Om het verschil tussen de tragedies van de Griekse treurspeldichters Aischylos en de een generatie jongere Euripides te verklaren, voert Nietzsche een tweetal aan de kunstgoden Dionysos en Apollon gekoppelde driften op, die onderling verstrengeld de gebeurtenissen op het podium bepalen,[90] vergelijkbaar met de tweespalt zoals die zich voordoet op het toneel van Nietzsches eigen leven − en in ieders leven. Het dionysische is het onbeheersbare, chaotische, zichzelf scheppende en vernietigende leven; het is de woeste extase van vreugde en ontzetting, het is het dierlijke, organische één-zijn met de natuur, waarmee ‘de weg naar de moeders van het zijn, naar de diepste kern der dingen openligt’.[91] Om de tomeloze roes van het dionysische voor de mens leefbaar te maken stelt het apollinische er de koele droom tegenover. Het apollinische is de matrijs waarin het van zichzelf vormloze dionysische wordt gegoten, het is de sluier waarachter het afgrondelijke dionysische zich verbergt of het aanschouwelijke masker waarmee het zich in het openbaar kan vertonen zonder angst aan te jagen en paniek te zaaien.
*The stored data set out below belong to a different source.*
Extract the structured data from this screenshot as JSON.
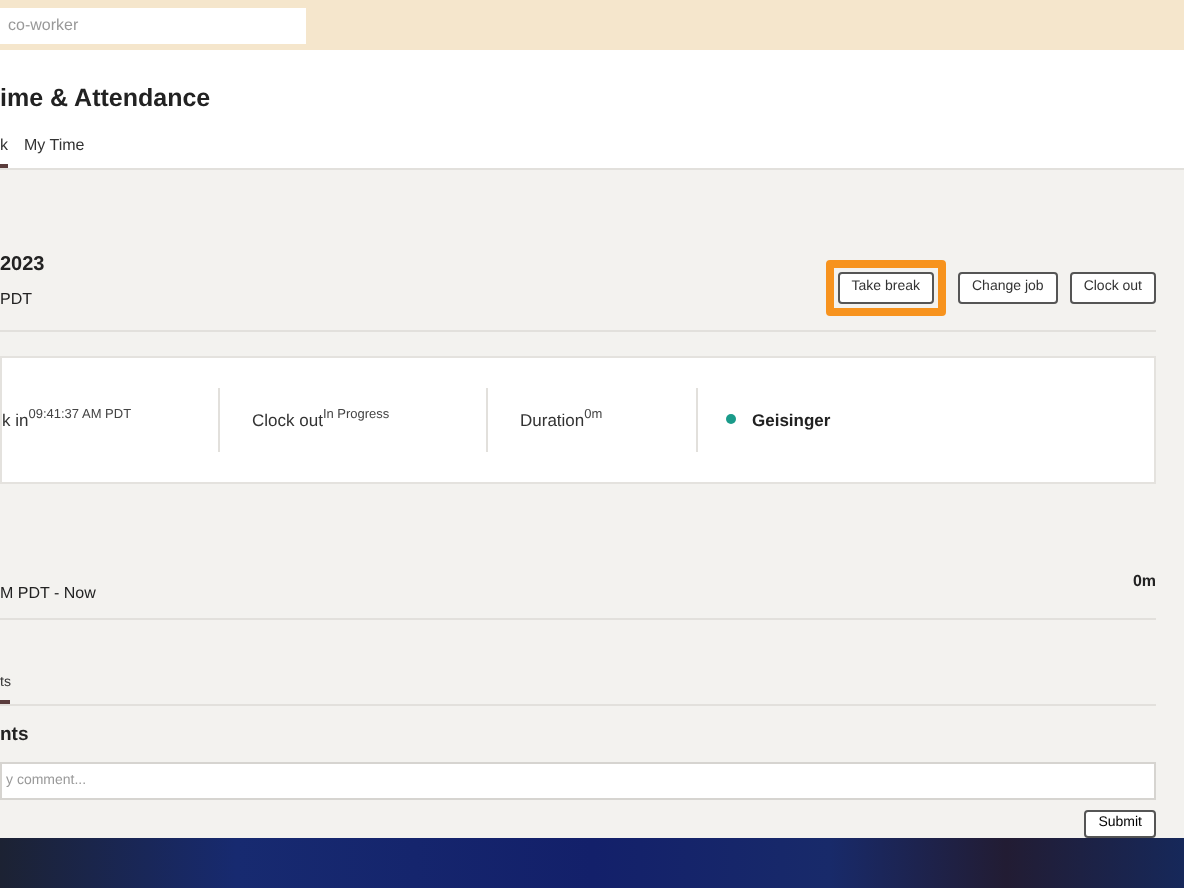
{
  "search": {
    "placeholder": "co-worker"
  },
  "header": {
    "title": "ime & Attendance",
    "tabs": [
      {
        "label": "k",
        "selected": true
      },
      {
        "label": "My Time",
        "selected": false
      }
    ]
  },
  "shift": {
    "date": "2023",
    "time": "PDT",
    "buttons": [
      {
        "label": "Take break",
        "highlighted": true
      },
      {
        "label": "Change job",
        "highlighted": false
      },
      {
        "label": "Clock out",
        "highlighted": false
      }
    ]
  },
  "summary": {
    "fields": [
      {
        "label": "k in",
        "value": "09:41:37 AM PDT"
      },
      {
        "label": "Clock out",
        "value": "In Progress"
      },
      {
        "label": "Duration",
        "value": "0m"
      }
    ],
    "job": {
      "name": "Geisinger",
      "color": "#1a9b8a"
    }
  },
  "entry": {
    "range": "M PDT - Now",
    "duration": "0m"
  },
  "lower_tabs": [
    {
      "label": "ts",
      "selected": true
    }
  ],
  "comments": {
    "heading": "nts",
    "placeholder": "y comment...",
    "submit": "Submit"
  }
}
In het apollinische wordt, kortom, het dionysische geobjectiveerd,[92] en samen vormen de beide driften de wil.

Aanvankelijk kwam voor Nietzsche het dionysische het best tot uitdrukking in de muziek − wat vele jeugdige dance event-bezoekers wel met hem eens zullen zijn − en het apollinische in de beeldende kunst. Een kunstwerk of een cultuur waarin beide strijdende driften onderling verzoend in een ‘nuchtere dronkenschap’ tot hun recht komen, wordt door Nietzsche liefkozend tragisch genoemd. En de presocratische Griekse cultuur, tot aan de tragedies van Aischylos toe, heeft daarin voor Nietzsche een sindsdien nooit meer geëvenaard hoogtepunt bereikt.[93]
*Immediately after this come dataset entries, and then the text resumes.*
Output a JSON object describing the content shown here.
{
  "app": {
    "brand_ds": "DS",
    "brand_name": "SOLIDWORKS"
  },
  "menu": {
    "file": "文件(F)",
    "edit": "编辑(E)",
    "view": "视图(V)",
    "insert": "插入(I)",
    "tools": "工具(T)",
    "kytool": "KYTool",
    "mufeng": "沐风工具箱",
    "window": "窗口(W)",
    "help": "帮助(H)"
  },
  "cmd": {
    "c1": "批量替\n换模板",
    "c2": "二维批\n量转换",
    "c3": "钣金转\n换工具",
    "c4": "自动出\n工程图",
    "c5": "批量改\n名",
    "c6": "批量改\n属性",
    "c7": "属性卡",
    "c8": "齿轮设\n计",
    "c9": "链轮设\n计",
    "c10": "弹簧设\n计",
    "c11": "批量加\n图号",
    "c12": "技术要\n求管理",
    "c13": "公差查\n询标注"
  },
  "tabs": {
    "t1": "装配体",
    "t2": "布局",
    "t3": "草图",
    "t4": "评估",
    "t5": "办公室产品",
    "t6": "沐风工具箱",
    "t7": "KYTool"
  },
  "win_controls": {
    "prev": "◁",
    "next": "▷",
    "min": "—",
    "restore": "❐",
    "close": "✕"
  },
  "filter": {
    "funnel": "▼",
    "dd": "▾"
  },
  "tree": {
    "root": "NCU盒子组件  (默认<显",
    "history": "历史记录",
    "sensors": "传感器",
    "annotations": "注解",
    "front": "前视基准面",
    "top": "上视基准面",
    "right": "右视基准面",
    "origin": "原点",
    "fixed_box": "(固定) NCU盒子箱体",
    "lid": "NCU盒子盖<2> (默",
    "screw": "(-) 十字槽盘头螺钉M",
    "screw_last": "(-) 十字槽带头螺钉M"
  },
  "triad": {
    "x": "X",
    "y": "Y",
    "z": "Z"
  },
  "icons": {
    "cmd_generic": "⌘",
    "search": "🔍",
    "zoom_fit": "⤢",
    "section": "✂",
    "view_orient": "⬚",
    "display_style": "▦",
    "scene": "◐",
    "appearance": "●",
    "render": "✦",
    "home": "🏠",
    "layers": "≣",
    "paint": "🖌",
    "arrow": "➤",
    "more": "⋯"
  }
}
Maar toen Socrates − gedeeltelijke tijdgenoot van Aischylos en bevriend met Euripides − ten tonele verscheen, werd mét hem de theoretische, logische mens geboren, dat wil zeggen de van intuïtie en instinct vervreemde mens. De ‘apollinische helderheid’ van Socrates keerde zich in de treurspelen van Euripides, tot diens latere spijt, tegen het dionysische, waardoor de organische samenhang van schuld en boete werd verdrongen door het mechanisme van oorzaak en gevolg, en op het podium werd niet meer gezongen maar gediscussieerd.[94] Eenmaal uit de fles ontsnapt bleek de logische geest niet in staat zich­zelf in te tomen en toonde ‘in zijn breidelloos voortrazen een natuurgeweld, zoals we dit tot onze huiveringwekkende verrassing slechts bij de allergrootste instinctieve krachten aantreffen’[95]:

Het kunstwerk van de Griekse tragedie ging eraan te gronde. Al probeert Euripides ons met zijn herroepen te troosten, het lukt hem niet. De mooiste tempel is aan stukken. Wat baat ons de jammerklacht van de sloper en zijn bekentenis dat het de mooiste van alle tempels was? Zelfs dat Euripides door de kunstcritici van alle tijden voor straf in een draak is veranderd − wie wordt bevredigd door zo’n erbarmelijke compensatie?[96]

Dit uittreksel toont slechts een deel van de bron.